Buscar a la “mejor persona” parecería un criterio muy natural, pero no lo es: al designar a los funcionarios, por lo general los gobernantes privilegian criterios políticos, en el sentido de nombrar personas ya sea para fortalecer sus propios partidos y cuadros, o para construir coaliciones, compartiendo el poder con aliados en aras de la gobernabilidad. Cada apuesta tiene riesgos: la excelencia tecnocrática genera mejores buenas ideas, pero sin respaldo o sostén político ellas resultan inviables. Y la lógica política-coalicional fortalece las capacidades de negociación, pero también puede generar clientelismo, ineficacia y hasta corrupción.
En 1994 la politóloga estadounidense Barbara Geddes publicó un libro, “El dilema del político” (Politician’s Dilemma. Building State Capacity in Latin America), en el que señalaba que los políticos enfrentaban un trade-off entre disponer del aparato público para prácticas de patronazgo y clientelismo buscando construir legitimidad política, o seguir lógicas meritocráticas para lograr mayor eficiencia en las políticas públicas. Y apuntaba a que acaso gobiernos con partidos grandes o coaliciones muy amplias privilegiarían lo primero, mientras que partidos más personalistas y débiles privilegiarían lo segundo. En el Perú, el debilitamiento de los partidos políticos desde la década de los años noventa ha hecho que cada vez más los cargos públicos recaigan en expertos independientes, antes que en cuadros partidarios.

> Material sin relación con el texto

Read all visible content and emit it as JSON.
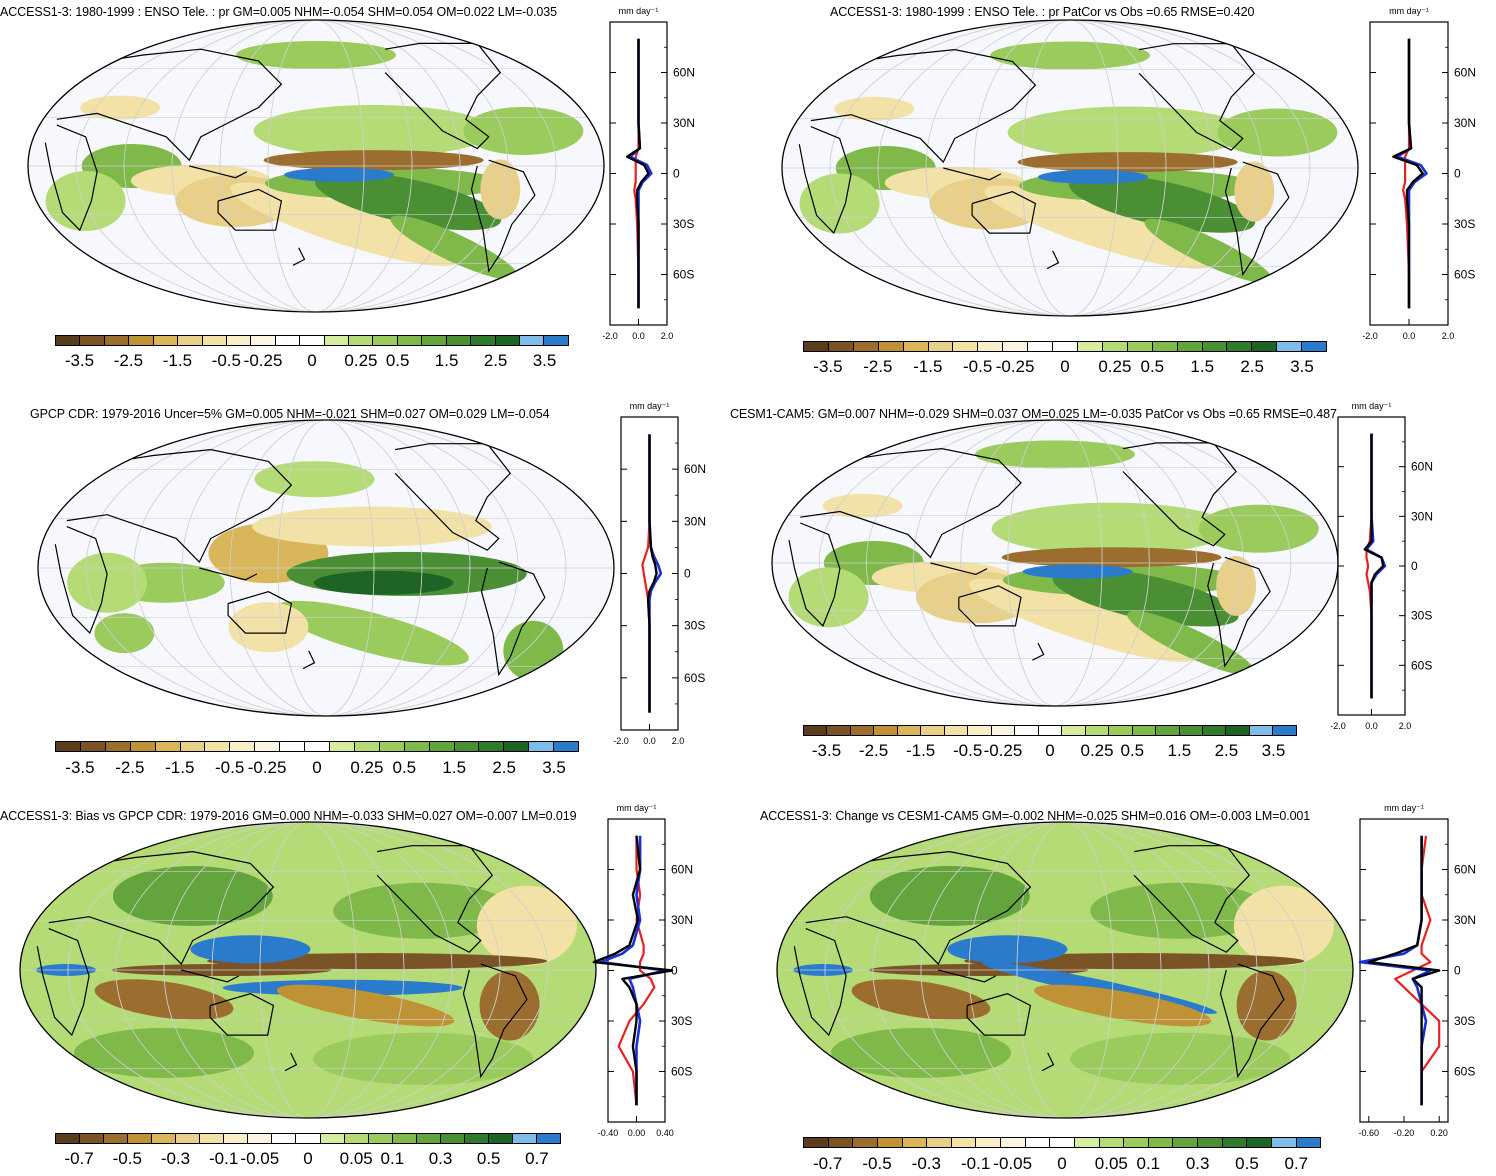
{
  "palettes": {
    "brown_green": [
      "#5a3b1c",
      "#7a5426",
      "#9b6d2e",
      "#bf9335",
      "#d8b659",
      "#e8d08a",
      "#f2e2a8",
      "#f8efc9",
      "#fbf6e4",
      "#ffffff",
      "#ffffff",
      "#d6ec9f",
      "#b4db75",
      "#9acb5c",
      "#7fb94a",
      "#63a43c",
      "#4a8f33",
      "#2f7a2c",
      "#1e6425",
      "#7fbce8",
      "#2b7bcd"
    ]
  },
  "panels": [
    {
      "id": "p1",
      "title": "ACCESS1-3: 1980-1999 : ENSO Tele. : pr GM=0.005 NHM=-0.054 SHM=0.054 OM=0.022 LM=-0.035",
      "colorbar_labels": [
        "-3.5",
        "-2.5",
        "-1.5",
        "-0.5",
        "-0.25",
        "0",
        "0.25",
        "0.5",
        "1.5",
        "2.5",
        "3.5"
      ],
      "zonal": {
        "unit": "mm day⁻¹",
        "ylabels": [
          "60N",
          "30N",
          "0",
          "30S",
          "60S"
        ],
        "xlabels": [
          "-2.0",
          "0.0",
          "2.0"
        ],
        "xlim": [
          -2,
          2
        ]
      }
    },
    {
      "id": "p2",
      "title": "ACCESS1-3: 1980-1999 : ENSO Tele. : pr PatCor vs Obs =0.65 RMSE=0.420",
      "colorbar_labels": [
        "-3.5",
        "-2.5",
        "-1.5",
        "-0.5",
        "-0.25",
        "0",
        "0.25",
        "0.5",
        "1.5",
        "2.5",
        "3.5"
      ],
      "zonal": {
        "unit": "mm day⁻¹",
        "ylabels": [
          "60N",
          "30N",
          "0",
          "30S",
          "60S"
        ],
        "xlabels": [
          "-2.0",
          "0.0",
          "2.0"
        ],
        "xlim": [
          -2,
          2
        ]
      }
    },
    {
      "id": "p3",
      "title": "GPCP CDR: 1979-2016 Uncer=5% GM=0.005 NHM=-0.021 SHM=0.027 OM=0.029 LM=-0.054",
      "colorbar_labels": [
        "-3.5",
        "-2.5",
        "-1.5",
        "-0.5",
        "-0.25",
        "0",
        "0.25",
        "0.5",
        "1.5",
        "2.5",
        "3.5"
      ],
      "zonal": {
        "unit": "mm day⁻¹",
        "ylabels": [
          "60N",
          "30N",
          "0",
          "30S",
          "60S"
        ],
        "xlabels": [
          "-2.0",
          "0.0",
          "2.0"
        ],
        "xlim": [
          -2,
          2
        ]
      }
    },
    {
      "id": "p4",
      "title": "CESM1-CAM5: GM=0.007 NHM=-0.029 SHM=0.037 OM=0.025 LM=-0.035 PatCor vs Obs =0.65 RMSE=0.487",
      "colorbar_labels": [
        "-3.5",
        "-2.5",
        "-1.5",
        "-0.5",
        "-0.25",
        "0",
        "0.25",
        "0.5",
        "1.5",
        "2.5",
        "3.5"
      ],
      "zonal": {
        "unit": "mm day⁻¹",
        "ylabels": [
          "60N",
          "30N",
          "0",
          "30S",
          "60S"
        ],
        "xlabels": [
          "-2.0",
          "0.0",
          "2.0"
        ],
        "xlim": [
          -2,
          2
        ]
      }
    },
    {
      "id": "p5",
      "title": "ACCESS1-3: Bias vs GPCP CDR: 1979-2016 GM=0.000 NHM=-0.033 SHM=0.027 OM=-0.007 LM=0.019",
      "colorbar_labels": [
        "-0.7",
        "-0.5",
        "-0.3",
        "-0.1",
        "-0.05",
        "0",
        "0.05",
        "0.1",
        "0.3",
        "0.5",
        "0.7"
      ],
      "zonal": {
        "unit": "mm day⁻¹",
        "ylabels": [
          "60N",
          "30N",
          "0",
          "30S",
          "60S"
        ],
        "xlabels": [
          "-0.40",
          "0.00",
          "0.40"
        ],
        "xlim": [
          -0.4,
          0.4
        ]
      }
    },
    {
      "id": "p6",
      "title": "ACCESS1-3: Change vs CESM1-CAM5 GM=-0.002 NHM=-0.025 SHM=0.016 OM=-0.003 LM=0.001",
      "colorbar_labels": [
        "-0.7",
        "-0.5",
        "-0.3",
        "-0.1",
        "-0.05",
        "0",
        "0.05",
        "0.1",
        "0.3",
        "0.5",
        "0.7"
      ],
      "zonal": {
        "unit": "mm day⁻¹",
        "ylabels": [
          "60N",
          "30N",
          "0",
          "30S",
          "60S"
        ],
        "xlabels": [
          "-0.60",
          "-0.20",
          "0.20"
        ],
        "xlim": [
          -0.7,
          0.3
        ]
      }
    }
  ],
  "chart_data": [
    {
      "type": "heatmap",
      "title": "ACCESS1-3: 1980-1999 : ENSO Tele. : pr GM=0.005 NHM=-0.054 SHM=0.054 OM=0.022 LM=-0.035",
      "colorbar": [
        -3.5,
        -2.5,
        -1.5,
        -0.5,
        -0.25,
        0,
        0.25,
        0.5,
        1.5,
        2.5,
        3.5
      ],
      "unit": "mm day-1",
      "zonal_mean": {
        "lat": [
          80,
          60,
          30,
          15,
          10,
          5,
          0,
          -5,
          -10,
          -15,
          -30,
          -60,
          -80
        ],
        "model": [
          0.0,
          0.0,
          0.0,
          0.1,
          -0.8,
          0.4,
          0.7,
          0.2,
          -0.1,
          -0.1,
          0.0,
          0.0,
          0.0
        ],
        "obs": [
          0.0,
          0.0,
          0.0,
          0.1,
          -0.6,
          0.6,
          0.9,
          0.3,
          0.0,
          0.0,
          0.0,
          0.0,
          0.0
        ],
        "diff": [
          0.0,
          0.0,
          0.0,
          0.0,
          -0.2,
          -0.2,
          -0.2,
          -0.2,
          -0.3,
          -0.2,
          -0.1,
          0.0,
          0.0
        ]
      }
    },
    {
      "type": "heatmap",
      "title": "ACCESS1-3: 1980-1999 : ENSO Tele. : pr PatCor vs Obs =0.65 RMSE=0.420",
      "colorbar": [
        -3.5,
        -2.5,
        -1.5,
        -0.5,
        -0.25,
        0,
        0.25,
        0.5,
        1.5,
        2.5,
        3.5
      ],
      "unit": "mm day-1",
      "zonal_mean": {
        "lat": [
          80,
          60,
          30,
          15,
          10,
          5,
          0,
          -5,
          -10,
          -15,
          -30,
          -60,
          -80
        ],
        "model": [
          0.0,
          0.0,
          0.0,
          0.1,
          -0.8,
          0.4,
          0.7,
          0.2,
          -0.1,
          -0.1,
          0.0,
          0.0,
          0.0
        ],
        "obs": [
          0.0,
          0.0,
          0.0,
          0.1,
          -0.6,
          0.6,
          0.9,
          0.3,
          0.0,
          0.0,
          0.0,
          0.0,
          0.0
        ],
        "diff": [
          0.0,
          0.0,
          0.0,
          0.0,
          -0.2,
          -0.2,
          -0.2,
          -0.2,
          -0.3,
          -0.2,
          -0.1,
          0.0,
          0.0
        ]
      }
    },
    {
      "type": "heatmap",
      "title": "GPCP CDR: 1979-2016 Uncer=5% GM=0.005 NHM=-0.021 SHM=0.027 OM=0.029 LM=-0.054",
      "colorbar": [
        -3.5,
        -2.5,
        -1.5,
        -0.5,
        -0.25,
        0,
        0.25,
        0.5,
        1.5,
        2.5,
        3.5
      ],
      "unit": "mm day-1",
      "zonal_mean": {
        "lat": [
          80,
          60,
          30,
          15,
          10,
          5,
          0,
          -5,
          -10,
          -15,
          -30,
          -60,
          -80
        ],
        "model": [
          0.0,
          0.0,
          0.0,
          0.1,
          0.2,
          0.4,
          0.5,
          0.3,
          0.0,
          -0.1,
          0.0,
          0.0,
          0.0
        ],
        "obs": [
          0.0,
          0.0,
          0.0,
          0.1,
          0.3,
          0.6,
          0.8,
          0.4,
          0.1,
          0.0,
          0.0,
          0.0,
          0.0
        ],
        "diff": [
          0.0,
          0.0,
          0.0,
          -0.1,
          -0.3,
          -0.5,
          -0.4,
          -0.3,
          -0.2,
          -0.1,
          0.0,
          0.0,
          0.0
        ]
      }
    },
    {
      "type": "heatmap",
      "title": "CESM1-CAM5: GM=0.007 NHM=-0.029 SHM=0.037 OM=0.025 LM=-0.035 PatCor vs Obs =0.65 RMSE=0.487",
      "colorbar": [
        -3.5,
        -2.5,
        -1.5,
        -0.5,
        -0.25,
        0,
        0.25,
        0.5,
        1.5,
        2.5,
        3.5
      ],
      "unit": "mm day-1",
      "zonal_mean": {
        "lat": [
          80,
          60,
          30,
          15,
          10,
          5,
          0,
          -5,
          -10,
          -15,
          -30,
          -60,
          -80
        ],
        "model": [
          0.0,
          0.0,
          0.0,
          0.0,
          -0.4,
          0.6,
          0.7,
          0.2,
          0.0,
          0.0,
          0.0,
          0.0,
          0.0
        ],
        "obs": [
          0.0,
          0.0,
          0.0,
          0.1,
          -0.3,
          0.6,
          0.8,
          0.3,
          0.0,
          0.0,
          0.0,
          0.0,
          0.0
        ],
        "diff": [
          0.0,
          0.0,
          0.0,
          -0.1,
          -0.3,
          -0.3,
          -0.2,
          -0.3,
          -0.2,
          -0.1,
          0.0,
          0.0,
          0.0
        ]
      }
    },
    {
      "type": "heatmap",
      "title": "ACCESS1-3: Bias vs GPCP CDR: 1979-2016 GM=0.000 NHM=-0.033 SHM=0.027 OM=-0.007 LM=0.019",
      "colorbar": [
        -0.7,
        -0.5,
        -0.3,
        -0.1,
        -0.05,
        0,
        0.05,
        0.1,
        0.3,
        0.5,
        0.7
      ],
      "unit": "mm day-1",
      "zonal_mean": {
        "lat": [
          80,
          60,
          45,
          30,
          15,
          10,
          5,
          0,
          -5,
          -10,
          -20,
          -30,
          -45,
          -60,
          -80
        ],
        "model": [
          0.0,
          0.05,
          -0.05,
          0.02,
          -0.1,
          -0.3,
          -0.6,
          0.5,
          -0.2,
          -0.1,
          0.0,
          0.0,
          -0.05,
          0.0,
          0.0
        ],
        "obs": [
          0.05,
          0.05,
          0.0,
          0.05,
          -0.05,
          -0.2,
          -0.5,
          0.4,
          -0.1,
          -0.05,
          0.0,
          0.05,
          0.0,
          0.0,
          0.0
        ],
        "diff": [
          0.0,
          0.0,
          0.05,
          0.0,
          0.1,
          0.1,
          0.05,
          0.05,
          0.2,
          0.25,
          0.1,
          -0.1,
          -0.25,
          -0.05,
          0.0
        ]
      }
    },
    {
      "type": "heatmap",
      "title": "ACCESS1-3: Change vs CESM1-CAM5 GM=-0.002 NHM=-0.025 SHM=0.016 OM=-0.003 LM=0.001",
      "colorbar": [
        -0.7,
        -0.5,
        -0.3,
        -0.1,
        -0.05,
        0,
        0.05,
        0.1,
        0.3,
        0.5,
        0.7
      ],
      "unit": "mm day-1",
      "zonal_mean": {
        "lat": [
          80,
          60,
          45,
          30,
          15,
          10,
          5,
          0,
          -5,
          -10,
          -20,
          -30,
          -45,
          -60,
          -80
        ],
        "model": [
          0.0,
          0.0,
          0.0,
          0.0,
          -0.05,
          -0.3,
          -0.6,
          0.2,
          -0.1,
          0.0,
          0.0,
          0.0,
          0.0,
          0.0,
          0.0
        ],
        "obs": [
          0.0,
          0.0,
          0.0,
          0.0,
          -0.05,
          -0.2,
          -0.7,
          0.1,
          -0.1,
          -0.05,
          0.0,
          0.05,
          0.0,
          0.0,
          0.0
        ],
        "diff": [
          0.05,
          0.0,
          0.0,
          0.1,
          0.0,
          0.0,
          0.1,
          -0.1,
          -0.3,
          -0.2,
          0.0,
          0.2,
          0.2,
          0.0,
          0.0
        ]
      }
    }
  ]
}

En más de una ocasión he llamado la atención sobre cómo esto explica la paradoja del crecimiento económico con reducción de pobreza de los últimos años, a pesar de nuestra extrema debilidad política e institucional.
Esta tendencia se ve con mucha mayor claridad en el gobierno de Kuczynski. En la medida en que el partido Peruano por el Kambio es prácticamente inexistente, no hay prácticamente presiones para acceder al aparato público, con lo que una lógica tecnocrática y meritocrática de nombramientos se abre paso casi sin resistencias. Ya sea ha dicho que el gran desafío que tiene este gobierno, esencialmente de tecnócratas independientes, es construir los acuerdos políticos y los consensos y la legitimidad social necesaria para llevar adelante sus propuestas. Es decir, hacer política. Pero para el gobierno de Kuczynski optar por un gabinete político prácticamente no era una opción, porque la construcción de acuerdos políticos pasa necesariamente por lograr una relación de cooperación mínima con el fujimorismo, antes que por construir coaliciones amplias. La única manera de gestar esa cooperación es legitimando socialmente las iniciativas de política, para hacer políticamente costoso al fujimorismo oponerse a las mismas. Prueba de fuego para la capacidad de persuación, argumentación, comunicación del gobierno en general y de los ministros en particular. Hacer de la necesidad virtud podría ser el refrán de este gobierno. ¿Se podrá?